Однако, не всегда удается ликвидировать воспалительную реакцию (резидуальный уретрит) после элиминации высокоагрессивных микроорганизмов из половых путей мужчины. Причинами развития резидуального уретрита могут быть

* наличие микст-инфекции, когда отдельные микроорганизмы оказываются резистентными к назначаемым антибиотикам;

* значительное повреждение при высокоактивном воспалительном процессе слизистой уретры, стенок семенных пузырьков и канальцев предстательной железы требует 2-4 недели для процессов их самовосстановления;

* внедрение банальной (условно-патогенной) микрофлоры после окончания санации на фоне снижения уровня противомикробной резистентности слизистой (нарушение механической целостности, количества и биохимического состава секрета).

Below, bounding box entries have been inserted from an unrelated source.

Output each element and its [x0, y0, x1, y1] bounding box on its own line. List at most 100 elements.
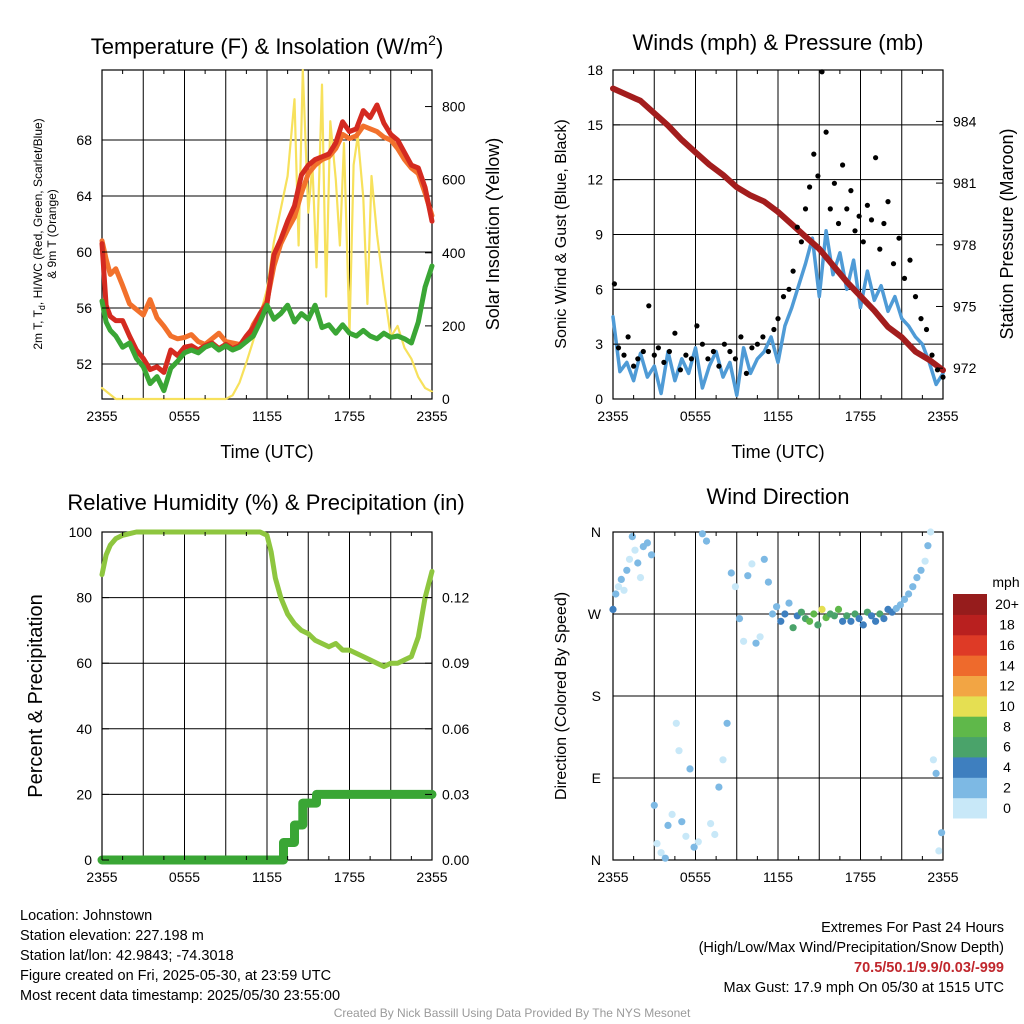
direction-point — [752, 639, 760, 647]
y-tick-label-right: 600 — [442, 172, 466, 188]
precipitation-line — [97, 789, 437, 865]
direction-point — [686, 765, 694, 773]
gust-point — [754, 341, 761, 347]
winds-ylabel-right: Station Pressure (Maroon) — [997, 128, 1017, 339]
y-tick-label-left: N — [591, 852, 601, 868]
y-tick-label-left: 0 — [595, 391, 603, 407]
gust-point — [794, 224, 800, 230]
winds-title: Winds (mph) & Pressure (mb) — [633, 30, 924, 55]
y-tick-label-left: 68 — [76, 132, 92, 148]
gust-point — [775, 316, 781, 322]
gust-point — [743, 370, 750, 376]
x-tick-label: 1155 — [763, 869, 793, 885]
direction-point — [614, 583, 623, 591]
direction-point — [647, 551, 656, 559]
gust-point — [827, 206, 833, 212]
direction-point — [631, 546, 639, 554]
direction-point — [657, 849, 665, 857]
y-tick-label-right: 972 — [953, 360, 977, 376]
y-tick-label-left: 56 — [76, 300, 92, 316]
x-tick-label: 0555 — [169, 869, 200, 885]
colorbar-label: 16 — [999, 637, 1015, 653]
y-tick-label-left: 0 — [84, 852, 92, 868]
gust-point — [864, 202, 871, 208]
station-elevation: Station elevation: 227.198 m — [20, 928, 204, 944]
gust-point — [868, 217, 875, 223]
gust-point — [683, 352, 689, 358]
colorbar-swatch — [953, 756, 987, 778]
x-tick-label: 2355 — [416, 408, 447, 424]
direction-point — [932, 769, 940, 778]
direction-point — [847, 617, 855, 625]
extremes-subtitle: (High/Low/Max Wind/Precipitation/Snow De… — [698, 940, 1004, 956]
gust-point — [780, 294, 787, 300]
y-tick-label-left: 52 — [76, 356, 92, 372]
colorbar-label: 18 — [999, 617, 1015, 633]
gust-point — [912, 294, 919, 300]
y-tick-label-right: 975 — [953, 298, 977, 314]
direction-point — [859, 621, 867, 629]
direction-point — [760, 555, 768, 563]
humidity-grid — [102, 532, 432, 860]
direction-point — [768, 610, 777, 618]
direction-title: Wind Direction — [706, 484, 849, 509]
y-tick-label-right: 981 — [953, 175, 977, 191]
y-tick-label-right: 0.00 — [442, 852, 469, 868]
gust-point — [749, 345, 755, 351]
y-tick-label-left: 20 — [76, 786, 92, 802]
direction-point — [756, 633, 764, 641]
gust-point — [651, 352, 657, 358]
direction-point — [830, 612, 839, 620]
direction-point — [785, 599, 793, 607]
direction-point — [609, 605, 617, 614]
direction-point — [781, 610, 789, 618]
gust-point — [840, 162, 846, 168]
gust-point — [699, 341, 706, 347]
gust-point — [771, 326, 777, 333]
direction-point — [905, 590, 913, 598]
gust-point — [807, 184, 813, 190]
direction-point — [668, 810, 676, 819]
direction-point — [921, 557, 929, 565]
y-tick-label-right: 978 — [953, 237, 977, 253]
gust-point — [831, 180, 838, 186]
direction-point — [634, 559, 642, 567]
x-tick-label: 0555 — [680, 408, 711, 424]
colorbar-swatch — [953, 797, 987, 819]
extremes-title: Extremes For Past 24 Hours — [821, 920, 1004, 936]
direction-point — [814, 621, 822, 629]
gust-point — [738, 334, 744, 340]
dewpoint-line — [99, 263, 435, 394]
direction-grid — [613, 532, 943, 860]
gust-point — [765, 348, 772, 355]
direction-point — [851, 610, 859, 618]
winds-panel: Winds (mph) & Pressure (mb) 2355 0555 1155… — [553, 30, 1017, 462]
direction-point — [839, 617, 847, 625]
direction-point — [707, 820, 715, 828]
gust-point — [710, 348, 717, 355]
gust-point — [646, 303, 652, 309]
colorbar-swatch — [953, 655, 987, 676]
direction-point — [834, 605, 843, 614]
colorbar-label: 6 — [1003, 739, 1011, 755]
gust-point — [705, 356, 711, 362]
colorbar-label: 2 — [1003, 779, 1011, 795]
gust-point — [655, 345, 662, 351]
direction-point — [927, 528, 935, 536]
colorbar-swatch — [953, 675, 987, 697]
gust-point — [635, 356, 641, 362]
direction-point — [938, 829, 946, 837]
direction-point — [694, 838, 702, 846]
gust-point — [844, 206, 850, 212]
direction-point — [740, 637, 748, 645]
y-tick-label-left: 12 — [587, 172, 603, 188]
x-tick-label: 1755 — [845, 408, 876, 424]
direction-point — [653, 840, 661, 848]
gust-point — [625, 334, 631, 340]
max-gust: Max Gust: 17.9 mph On 05/30 at 1515 UTC — [723, 980, 1004, 996]
gust-point — [802, 206, 809, 212]
gust-point — [661, 359, 667, 365]
gust-point — [823, 129, 829, 135]
winds-xlabel: Time (UTC) — [731, 442, 824, 462]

Поэтому у части пациентов после окончания санации воспалительный процесс теряет высокую степень активности и переходит в хроническое состояние. Возможно также распространение воспалительного процесса (простато-везикулит, орхит, эпидидимит) за счет восходящего инфицирования, гематогенного или лимфогенного заноса микроорганизмов.

Для профилактики хронизации и распространения инфекционного процесса, рекомендуется даже при остром воспалительном процессе в уретре специфической этиологии использовать антибиотики широкого спектра действия, формировать лечебный блок так, чтобы получить антимикробный эффект (пусть и в меньшей степени) в том числе и в зоне простато-везикулярного комплекса и органах мошонки.